Vaclav Lev Anderle (1859-1944) was the son of a forestry clerk from the Czech Republic. After his father’s premature death and high school graduation he was unable to study painting. He graduated in forestry at the High School of Soil Culture in Vienna, where he also graduated from the Art Academy. He worked as a forester his entire life, first in the Czech Republic, then in Croatia in the late 1900s – the first three years in Gorski Kotar. He illustrated Czech hunting magazines for a number of years. In Croatia, he worked with the publisher L. Hartman (later Kugli and Deutsch), the publishers of Vienac, Dom i svijet and others.

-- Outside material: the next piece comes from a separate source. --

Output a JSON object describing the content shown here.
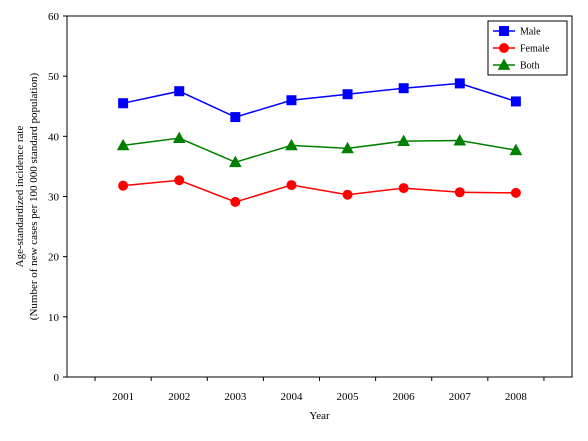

His drawings of nature, landscapes and people of Gorski Kotar, Lika and the Croatian Littoral in the travelogues by Dragutin Hirc are authentic and impressive records of the period in which they were created. Hirc acknowledges him in his book Gorski Kotar (1898) with the following lines: Brotherly thanks to my friend V. A n d e r l e, who illustrated this book with such lovely, largely original drawings. Living for three years in Gorski Kotar, he peeked into its every nook, got to know its every tree and rock, the life of the people and its nature. This is why Gorski Kotar is illustrated as it can only be by an artist who knows it intimately.
Anderle’s work also decorates one of the most published Croatian pre-Illyrian Movement book, Razgovor ugodni naroda slovinskog by Andrija Kačić Miošić (editions after 1898).
The exhibition will be opened on April 22nd of 2010 at the Art Pavilion Juraj Šporer.